An absence or deficiency in any one of these cell types will impact on our ability to distinguish between certain colours.  There are variations in degree of colour blindness with the most common form red – green and less frequently blue – yellow. Some people will only experience mild difficulties in differentiating between certain shades or hues. Whereas others will struggle to see the difference between a wider set of colours.

Good Practice in Design of Wayfinding Information

Much of the guidance for designing for colour blindness, constitutes general good practice in sign design, top of the list is:

  • Selecting a legible typeface;
  • Avoiding the use of capital letters (except the first letter in a list or name);
  • Using standard pictograms and simple language; and
  • Ensuring the size of any text/graphics is appropriate to the viewing distance.

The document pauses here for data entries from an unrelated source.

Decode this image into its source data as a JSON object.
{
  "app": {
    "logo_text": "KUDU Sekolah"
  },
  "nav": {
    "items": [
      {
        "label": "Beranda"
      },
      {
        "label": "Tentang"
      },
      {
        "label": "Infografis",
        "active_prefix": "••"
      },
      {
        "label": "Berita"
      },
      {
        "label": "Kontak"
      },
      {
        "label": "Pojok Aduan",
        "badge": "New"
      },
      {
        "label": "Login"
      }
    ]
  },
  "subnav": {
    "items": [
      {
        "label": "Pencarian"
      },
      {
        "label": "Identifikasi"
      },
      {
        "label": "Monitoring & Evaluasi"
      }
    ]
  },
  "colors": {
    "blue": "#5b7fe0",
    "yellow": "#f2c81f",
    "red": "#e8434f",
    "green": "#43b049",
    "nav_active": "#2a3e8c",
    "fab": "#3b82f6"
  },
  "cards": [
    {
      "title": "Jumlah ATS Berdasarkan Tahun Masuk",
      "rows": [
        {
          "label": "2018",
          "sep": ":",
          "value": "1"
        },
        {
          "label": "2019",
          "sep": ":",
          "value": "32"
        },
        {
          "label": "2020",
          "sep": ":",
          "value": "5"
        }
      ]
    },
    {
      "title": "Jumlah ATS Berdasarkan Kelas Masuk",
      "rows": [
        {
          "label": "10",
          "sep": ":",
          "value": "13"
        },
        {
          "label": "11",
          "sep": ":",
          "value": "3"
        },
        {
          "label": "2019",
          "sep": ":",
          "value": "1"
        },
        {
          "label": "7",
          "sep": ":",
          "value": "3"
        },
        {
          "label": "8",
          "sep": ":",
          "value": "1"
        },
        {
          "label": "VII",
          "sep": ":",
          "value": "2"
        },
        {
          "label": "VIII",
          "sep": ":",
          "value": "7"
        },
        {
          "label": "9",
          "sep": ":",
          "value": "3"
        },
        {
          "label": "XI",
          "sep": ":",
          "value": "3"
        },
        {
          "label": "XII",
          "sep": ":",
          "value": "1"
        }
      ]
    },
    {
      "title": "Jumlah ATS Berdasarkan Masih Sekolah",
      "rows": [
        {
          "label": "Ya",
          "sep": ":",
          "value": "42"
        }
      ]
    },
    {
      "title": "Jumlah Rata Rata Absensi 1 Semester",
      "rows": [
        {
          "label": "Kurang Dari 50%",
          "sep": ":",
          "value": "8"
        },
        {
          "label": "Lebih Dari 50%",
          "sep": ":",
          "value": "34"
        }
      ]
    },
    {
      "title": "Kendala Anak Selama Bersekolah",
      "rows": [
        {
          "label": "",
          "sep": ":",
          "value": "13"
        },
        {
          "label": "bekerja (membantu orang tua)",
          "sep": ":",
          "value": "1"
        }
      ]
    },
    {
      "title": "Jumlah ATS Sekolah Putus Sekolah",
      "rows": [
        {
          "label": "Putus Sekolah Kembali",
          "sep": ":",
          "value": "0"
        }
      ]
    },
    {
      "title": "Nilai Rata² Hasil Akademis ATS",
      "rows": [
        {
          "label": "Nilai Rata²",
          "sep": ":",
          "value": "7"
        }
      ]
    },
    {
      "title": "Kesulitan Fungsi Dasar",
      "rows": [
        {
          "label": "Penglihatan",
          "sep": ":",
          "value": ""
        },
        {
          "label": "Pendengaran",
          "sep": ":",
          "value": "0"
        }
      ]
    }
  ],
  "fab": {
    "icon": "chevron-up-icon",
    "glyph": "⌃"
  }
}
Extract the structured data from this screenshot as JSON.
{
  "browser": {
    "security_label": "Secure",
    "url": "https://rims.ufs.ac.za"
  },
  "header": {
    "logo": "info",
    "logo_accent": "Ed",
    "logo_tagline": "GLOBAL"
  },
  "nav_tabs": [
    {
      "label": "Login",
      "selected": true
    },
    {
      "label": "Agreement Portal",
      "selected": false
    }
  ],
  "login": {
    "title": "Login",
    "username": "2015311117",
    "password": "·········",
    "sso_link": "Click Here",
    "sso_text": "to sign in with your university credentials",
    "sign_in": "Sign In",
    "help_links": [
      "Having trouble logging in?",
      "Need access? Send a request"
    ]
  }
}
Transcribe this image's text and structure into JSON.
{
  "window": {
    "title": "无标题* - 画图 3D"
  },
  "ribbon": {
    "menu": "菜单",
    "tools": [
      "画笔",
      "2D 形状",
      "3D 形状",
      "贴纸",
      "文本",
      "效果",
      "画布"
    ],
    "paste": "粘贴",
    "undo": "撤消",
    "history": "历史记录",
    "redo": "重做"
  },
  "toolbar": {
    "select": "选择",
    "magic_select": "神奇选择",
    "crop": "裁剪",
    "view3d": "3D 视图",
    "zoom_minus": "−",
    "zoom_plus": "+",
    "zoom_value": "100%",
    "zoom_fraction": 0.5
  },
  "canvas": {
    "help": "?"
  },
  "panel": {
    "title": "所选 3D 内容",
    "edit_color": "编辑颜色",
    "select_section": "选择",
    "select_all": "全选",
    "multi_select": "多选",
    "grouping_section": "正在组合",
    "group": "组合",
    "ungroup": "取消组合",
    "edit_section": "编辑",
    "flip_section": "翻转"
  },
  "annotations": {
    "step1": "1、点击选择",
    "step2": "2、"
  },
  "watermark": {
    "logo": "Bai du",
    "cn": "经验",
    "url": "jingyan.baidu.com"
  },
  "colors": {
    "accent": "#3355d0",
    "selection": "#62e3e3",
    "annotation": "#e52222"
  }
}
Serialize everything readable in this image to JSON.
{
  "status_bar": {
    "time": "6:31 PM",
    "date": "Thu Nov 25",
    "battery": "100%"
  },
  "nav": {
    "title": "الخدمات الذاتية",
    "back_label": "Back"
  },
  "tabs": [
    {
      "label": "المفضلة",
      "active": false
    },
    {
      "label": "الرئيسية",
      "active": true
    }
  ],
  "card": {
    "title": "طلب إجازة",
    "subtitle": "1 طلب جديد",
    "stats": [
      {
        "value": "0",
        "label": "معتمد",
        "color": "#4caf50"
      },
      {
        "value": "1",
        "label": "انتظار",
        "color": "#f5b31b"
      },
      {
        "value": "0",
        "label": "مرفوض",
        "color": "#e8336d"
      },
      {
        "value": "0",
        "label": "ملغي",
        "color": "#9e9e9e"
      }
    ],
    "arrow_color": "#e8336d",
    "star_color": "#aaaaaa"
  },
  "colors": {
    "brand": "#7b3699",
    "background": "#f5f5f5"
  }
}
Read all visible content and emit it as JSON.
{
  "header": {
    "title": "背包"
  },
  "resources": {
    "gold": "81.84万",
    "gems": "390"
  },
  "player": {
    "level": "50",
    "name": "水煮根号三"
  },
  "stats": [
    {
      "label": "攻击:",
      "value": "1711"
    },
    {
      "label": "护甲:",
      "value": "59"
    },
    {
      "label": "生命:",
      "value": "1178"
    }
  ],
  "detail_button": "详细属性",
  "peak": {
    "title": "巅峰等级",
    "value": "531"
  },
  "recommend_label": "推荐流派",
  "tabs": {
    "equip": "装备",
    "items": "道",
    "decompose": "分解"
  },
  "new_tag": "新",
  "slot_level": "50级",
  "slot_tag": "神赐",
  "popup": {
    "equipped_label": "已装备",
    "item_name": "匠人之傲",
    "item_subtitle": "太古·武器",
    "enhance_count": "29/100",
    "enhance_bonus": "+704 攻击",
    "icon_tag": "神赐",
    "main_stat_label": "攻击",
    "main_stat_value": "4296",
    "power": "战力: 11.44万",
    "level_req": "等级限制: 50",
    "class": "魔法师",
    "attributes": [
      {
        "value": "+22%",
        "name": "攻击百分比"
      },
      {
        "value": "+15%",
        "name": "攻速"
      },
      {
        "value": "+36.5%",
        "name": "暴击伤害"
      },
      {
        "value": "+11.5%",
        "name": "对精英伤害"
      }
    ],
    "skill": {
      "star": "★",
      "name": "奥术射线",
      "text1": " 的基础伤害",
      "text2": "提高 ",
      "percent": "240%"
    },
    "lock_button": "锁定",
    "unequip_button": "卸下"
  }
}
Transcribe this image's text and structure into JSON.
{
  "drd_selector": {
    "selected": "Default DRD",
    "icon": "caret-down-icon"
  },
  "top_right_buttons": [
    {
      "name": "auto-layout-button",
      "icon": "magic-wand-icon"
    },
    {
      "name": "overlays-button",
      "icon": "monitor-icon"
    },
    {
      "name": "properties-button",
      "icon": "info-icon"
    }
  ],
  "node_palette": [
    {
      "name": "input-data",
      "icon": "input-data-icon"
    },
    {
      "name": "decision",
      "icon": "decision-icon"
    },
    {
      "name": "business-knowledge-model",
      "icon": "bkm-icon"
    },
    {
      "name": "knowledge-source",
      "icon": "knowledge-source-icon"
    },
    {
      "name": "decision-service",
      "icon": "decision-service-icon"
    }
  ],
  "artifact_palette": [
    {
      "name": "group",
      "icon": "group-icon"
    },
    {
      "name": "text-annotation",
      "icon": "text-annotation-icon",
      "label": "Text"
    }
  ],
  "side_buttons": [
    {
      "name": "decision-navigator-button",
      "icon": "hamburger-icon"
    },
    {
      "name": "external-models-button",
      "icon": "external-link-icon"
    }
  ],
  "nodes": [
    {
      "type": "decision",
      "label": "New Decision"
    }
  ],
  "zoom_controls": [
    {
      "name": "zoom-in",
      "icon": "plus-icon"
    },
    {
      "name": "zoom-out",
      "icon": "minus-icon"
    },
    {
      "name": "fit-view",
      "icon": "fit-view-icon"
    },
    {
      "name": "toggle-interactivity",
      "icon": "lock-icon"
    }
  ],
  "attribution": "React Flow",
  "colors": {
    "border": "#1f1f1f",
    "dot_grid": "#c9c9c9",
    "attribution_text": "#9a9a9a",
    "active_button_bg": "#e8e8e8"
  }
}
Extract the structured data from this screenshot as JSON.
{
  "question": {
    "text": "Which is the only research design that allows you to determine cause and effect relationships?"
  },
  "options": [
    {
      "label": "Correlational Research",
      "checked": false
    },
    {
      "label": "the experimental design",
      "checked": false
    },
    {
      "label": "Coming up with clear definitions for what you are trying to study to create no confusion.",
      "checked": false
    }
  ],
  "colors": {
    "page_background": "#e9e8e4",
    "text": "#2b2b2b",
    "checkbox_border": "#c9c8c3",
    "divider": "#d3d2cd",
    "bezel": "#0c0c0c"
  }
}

Guidance on Signage Design for Colour Blindness

While the above represent the basics for any wayfinding signage scheme, to meet the needs of wider range of stakeholders, including people with colour blindness, the design should also focus on:

Contrast – Ensuring high contrast between any content and the background i.e., use dark coloured text/graphics on a light background or vice versa. Although too stark a contrast such as white text on a black background can create legibility issues for some, with the edges appearing fuzzy (halation).

Colour combinations – Particularly pertinent for colour blindness, avoid using red and green to communicate different messages that could cause confusion. Using close variations in colour shades for distinguishing between floor levels, zones or routes (such as dark blue and purple; or pink and lilac) can be problematic for all. Associating different graphics, textures or patterns with colour is one mechanism for extending the range of options.

There are a range of online resources that will help you check colour combinations for different colour vision deficiencies. This is one that we’ve found useful and used in the past.

Use more than one cue – We all have different learning styles and preferences.  For some words or letters will resonate more strongly (and be more memorable), for others it may be images, numbers, or colours. Using a combination of colour with supporting text and or numbers or symbols to differentiate between floor levels or zones will help cover several bases.  However, if using more than one information cue, it’s critical that you don’t end up with so much content that it impacts on the overall legibility.

Ultimately, if in doubt, it’s recommended that the design is tested with a wide range of potential users. Large complex developments often have an accessibility consultant on the team. Or there may be a local accessibility group involved with the wider stakeholder engagement activities. Given that 8% of the male population are colour blind, there is a good chance there may even be a someone within the wider project team that can assist.